Correction. Keynes' theory of demand side economics is challenged, criticized, and proven to work only under a "particular" type of market, similar to our "expert's" FA (Which works with little flaw in a bull market). The demand run post war economic expansion of the US was stalled by something which had little to do with demand. With the crude oil price rise of the 70's due to OPEC's oligarchy was something new to the demand side economists who still continued to effect inflation by creating policies which affect demand, later proven ineffective. With modern schools of economics such as rational expectations thought, neoclassical theories, and monetary economics taking a firm ground, Keynes' concepts provide little value in the current juncture.
Noise trading, noise trading by proxy.

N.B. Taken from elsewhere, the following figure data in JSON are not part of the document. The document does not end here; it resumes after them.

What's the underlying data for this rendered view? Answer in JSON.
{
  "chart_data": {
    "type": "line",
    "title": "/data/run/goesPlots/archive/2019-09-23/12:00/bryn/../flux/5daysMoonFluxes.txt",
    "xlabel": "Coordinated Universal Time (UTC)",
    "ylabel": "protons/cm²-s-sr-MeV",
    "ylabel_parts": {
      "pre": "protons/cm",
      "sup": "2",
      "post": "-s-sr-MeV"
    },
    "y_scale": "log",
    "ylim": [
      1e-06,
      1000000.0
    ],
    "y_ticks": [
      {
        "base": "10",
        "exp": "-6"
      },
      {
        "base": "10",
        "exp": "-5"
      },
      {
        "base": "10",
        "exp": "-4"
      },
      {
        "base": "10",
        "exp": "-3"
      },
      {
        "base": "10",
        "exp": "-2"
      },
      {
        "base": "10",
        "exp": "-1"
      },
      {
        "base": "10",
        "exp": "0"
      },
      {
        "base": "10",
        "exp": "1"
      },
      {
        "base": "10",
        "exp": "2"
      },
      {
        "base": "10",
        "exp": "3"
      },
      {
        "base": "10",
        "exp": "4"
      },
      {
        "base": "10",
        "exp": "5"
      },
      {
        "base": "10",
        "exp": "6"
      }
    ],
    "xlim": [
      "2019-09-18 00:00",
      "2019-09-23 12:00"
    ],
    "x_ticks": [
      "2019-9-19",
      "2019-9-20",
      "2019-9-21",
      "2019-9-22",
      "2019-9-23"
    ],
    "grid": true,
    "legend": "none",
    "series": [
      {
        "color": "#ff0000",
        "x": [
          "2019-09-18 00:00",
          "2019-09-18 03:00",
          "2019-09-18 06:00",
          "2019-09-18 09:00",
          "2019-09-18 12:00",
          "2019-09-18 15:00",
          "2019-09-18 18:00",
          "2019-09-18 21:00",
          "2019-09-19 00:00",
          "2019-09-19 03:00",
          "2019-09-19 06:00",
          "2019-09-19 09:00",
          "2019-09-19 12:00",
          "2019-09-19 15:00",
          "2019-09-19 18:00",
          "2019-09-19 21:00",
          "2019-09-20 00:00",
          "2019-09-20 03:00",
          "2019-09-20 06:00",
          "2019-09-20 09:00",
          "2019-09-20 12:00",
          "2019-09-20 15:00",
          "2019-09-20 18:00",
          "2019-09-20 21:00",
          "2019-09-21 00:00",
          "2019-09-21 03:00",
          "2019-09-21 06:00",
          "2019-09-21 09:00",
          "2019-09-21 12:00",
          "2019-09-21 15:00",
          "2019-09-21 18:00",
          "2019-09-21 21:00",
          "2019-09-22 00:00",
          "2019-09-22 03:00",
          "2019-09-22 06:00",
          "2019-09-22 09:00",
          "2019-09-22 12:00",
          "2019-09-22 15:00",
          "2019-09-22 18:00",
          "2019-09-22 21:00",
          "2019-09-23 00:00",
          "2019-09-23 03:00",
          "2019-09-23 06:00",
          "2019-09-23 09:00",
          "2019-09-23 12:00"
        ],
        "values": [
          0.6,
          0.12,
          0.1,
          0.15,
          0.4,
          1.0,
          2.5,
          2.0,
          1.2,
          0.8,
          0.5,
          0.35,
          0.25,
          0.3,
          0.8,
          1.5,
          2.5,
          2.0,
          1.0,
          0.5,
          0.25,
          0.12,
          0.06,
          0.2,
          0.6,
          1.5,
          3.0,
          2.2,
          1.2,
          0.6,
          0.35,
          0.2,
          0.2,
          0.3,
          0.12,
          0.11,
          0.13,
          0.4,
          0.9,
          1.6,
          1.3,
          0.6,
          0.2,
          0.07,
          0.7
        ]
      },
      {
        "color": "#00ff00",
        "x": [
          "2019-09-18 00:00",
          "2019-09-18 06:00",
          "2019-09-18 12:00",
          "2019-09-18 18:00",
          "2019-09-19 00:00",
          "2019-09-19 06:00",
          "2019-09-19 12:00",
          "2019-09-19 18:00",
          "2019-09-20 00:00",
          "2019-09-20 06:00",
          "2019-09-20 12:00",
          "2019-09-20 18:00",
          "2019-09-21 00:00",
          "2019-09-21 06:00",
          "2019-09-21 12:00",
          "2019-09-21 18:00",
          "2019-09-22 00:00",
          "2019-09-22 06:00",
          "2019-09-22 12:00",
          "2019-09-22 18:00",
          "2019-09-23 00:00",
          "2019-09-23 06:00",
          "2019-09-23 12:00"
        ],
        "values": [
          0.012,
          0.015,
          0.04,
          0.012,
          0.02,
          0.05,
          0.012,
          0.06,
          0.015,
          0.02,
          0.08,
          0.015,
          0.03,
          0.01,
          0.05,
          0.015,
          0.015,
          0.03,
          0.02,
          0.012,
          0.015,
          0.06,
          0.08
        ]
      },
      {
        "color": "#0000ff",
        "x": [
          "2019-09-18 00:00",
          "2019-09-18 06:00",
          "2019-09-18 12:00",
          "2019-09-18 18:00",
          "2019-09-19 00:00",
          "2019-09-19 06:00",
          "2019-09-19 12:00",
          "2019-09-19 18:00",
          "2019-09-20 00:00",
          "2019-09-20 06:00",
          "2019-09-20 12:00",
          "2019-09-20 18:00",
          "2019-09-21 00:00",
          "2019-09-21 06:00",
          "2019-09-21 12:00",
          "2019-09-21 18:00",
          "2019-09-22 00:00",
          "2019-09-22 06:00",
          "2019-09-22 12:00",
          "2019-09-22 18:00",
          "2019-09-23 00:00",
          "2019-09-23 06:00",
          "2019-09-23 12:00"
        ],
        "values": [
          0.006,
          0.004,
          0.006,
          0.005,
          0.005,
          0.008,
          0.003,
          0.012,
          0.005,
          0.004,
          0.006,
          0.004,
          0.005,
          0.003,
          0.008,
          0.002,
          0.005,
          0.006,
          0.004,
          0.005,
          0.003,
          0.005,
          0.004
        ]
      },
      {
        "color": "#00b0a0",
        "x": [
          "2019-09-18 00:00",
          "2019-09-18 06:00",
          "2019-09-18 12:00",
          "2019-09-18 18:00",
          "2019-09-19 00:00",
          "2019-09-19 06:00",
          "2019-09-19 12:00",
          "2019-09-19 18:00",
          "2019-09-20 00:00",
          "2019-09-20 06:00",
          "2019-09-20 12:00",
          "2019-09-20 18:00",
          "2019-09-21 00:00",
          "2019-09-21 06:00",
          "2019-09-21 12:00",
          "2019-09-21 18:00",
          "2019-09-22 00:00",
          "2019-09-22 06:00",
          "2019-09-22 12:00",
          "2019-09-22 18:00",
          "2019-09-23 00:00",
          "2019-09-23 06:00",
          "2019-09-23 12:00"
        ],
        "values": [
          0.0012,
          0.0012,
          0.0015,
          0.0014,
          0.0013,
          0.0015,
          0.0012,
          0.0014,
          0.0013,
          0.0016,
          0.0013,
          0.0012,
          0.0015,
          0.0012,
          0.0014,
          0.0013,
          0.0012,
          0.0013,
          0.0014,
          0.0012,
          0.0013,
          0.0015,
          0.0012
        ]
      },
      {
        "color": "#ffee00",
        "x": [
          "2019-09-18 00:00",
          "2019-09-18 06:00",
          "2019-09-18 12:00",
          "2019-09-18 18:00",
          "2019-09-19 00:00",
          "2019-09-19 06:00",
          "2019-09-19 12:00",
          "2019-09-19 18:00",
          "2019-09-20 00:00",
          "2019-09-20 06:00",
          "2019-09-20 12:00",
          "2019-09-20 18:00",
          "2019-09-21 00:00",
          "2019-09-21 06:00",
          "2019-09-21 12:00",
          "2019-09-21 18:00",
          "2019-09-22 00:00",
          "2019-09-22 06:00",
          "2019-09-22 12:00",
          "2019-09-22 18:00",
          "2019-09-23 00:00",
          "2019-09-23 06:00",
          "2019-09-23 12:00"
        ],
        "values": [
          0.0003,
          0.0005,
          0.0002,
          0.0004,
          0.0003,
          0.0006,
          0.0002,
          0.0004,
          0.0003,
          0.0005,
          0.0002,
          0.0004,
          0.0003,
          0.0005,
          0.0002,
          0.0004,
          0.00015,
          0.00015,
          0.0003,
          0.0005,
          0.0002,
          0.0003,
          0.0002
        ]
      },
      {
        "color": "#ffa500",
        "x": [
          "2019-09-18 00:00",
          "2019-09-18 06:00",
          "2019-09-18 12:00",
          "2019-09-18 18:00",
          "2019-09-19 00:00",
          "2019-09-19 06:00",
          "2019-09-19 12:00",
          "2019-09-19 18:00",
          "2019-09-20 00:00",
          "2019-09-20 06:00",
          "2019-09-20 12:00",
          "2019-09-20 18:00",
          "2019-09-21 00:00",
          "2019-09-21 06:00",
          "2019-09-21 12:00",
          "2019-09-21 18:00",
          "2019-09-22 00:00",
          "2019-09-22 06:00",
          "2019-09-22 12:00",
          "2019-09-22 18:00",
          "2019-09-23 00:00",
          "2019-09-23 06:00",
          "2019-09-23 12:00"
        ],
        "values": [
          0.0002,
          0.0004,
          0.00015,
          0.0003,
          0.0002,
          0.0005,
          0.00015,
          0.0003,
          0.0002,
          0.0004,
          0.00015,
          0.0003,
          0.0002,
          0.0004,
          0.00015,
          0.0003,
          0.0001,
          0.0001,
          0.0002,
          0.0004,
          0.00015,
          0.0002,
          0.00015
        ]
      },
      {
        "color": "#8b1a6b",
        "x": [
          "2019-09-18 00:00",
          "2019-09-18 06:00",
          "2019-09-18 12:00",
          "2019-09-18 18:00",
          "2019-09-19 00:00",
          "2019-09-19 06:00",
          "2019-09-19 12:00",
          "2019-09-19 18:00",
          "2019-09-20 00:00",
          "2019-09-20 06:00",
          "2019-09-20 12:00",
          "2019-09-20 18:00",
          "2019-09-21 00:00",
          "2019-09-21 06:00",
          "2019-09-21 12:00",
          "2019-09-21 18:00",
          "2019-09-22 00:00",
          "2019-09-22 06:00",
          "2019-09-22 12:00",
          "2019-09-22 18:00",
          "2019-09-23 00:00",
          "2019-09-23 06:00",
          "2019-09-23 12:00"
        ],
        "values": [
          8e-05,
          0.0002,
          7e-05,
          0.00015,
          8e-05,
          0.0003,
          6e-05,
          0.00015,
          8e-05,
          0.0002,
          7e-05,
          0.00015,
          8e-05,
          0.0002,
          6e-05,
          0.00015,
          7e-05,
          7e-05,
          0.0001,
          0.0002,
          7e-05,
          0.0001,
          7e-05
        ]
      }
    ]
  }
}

Hazardous to wealth undoubtedly.
Considering the few trillion variables which affect prices, what was intrinsic value when the expectations were formed differs from the intrinsic value when the govt announced the supply arrangements. Giving 1 static intrinsic value to a stock merely based on expected earning and expected growth of 1 year doesn't look to be very rational. As famous quote goes, "In the long run, stocks tend to stick onto their intrinsic values" (Hypothesis of fundamental analysts) ..."In the long run, we'll all be dead" (A quote by beloved Maynard Keynes).
Your hypothesis: Stocks tend to stick onto intrinsic values sooner or later. Stocks below their intrinsic values tend to out perform the stocks quoting above the intrinsic value.
For this to hold true, sufficient data to quantify earnings expectations, expected growth, and historical prices of equities should be quantified and tested on the data and the result should agree with your hypothesis.
Till then, it remains a myth, a tale not backable by evidence.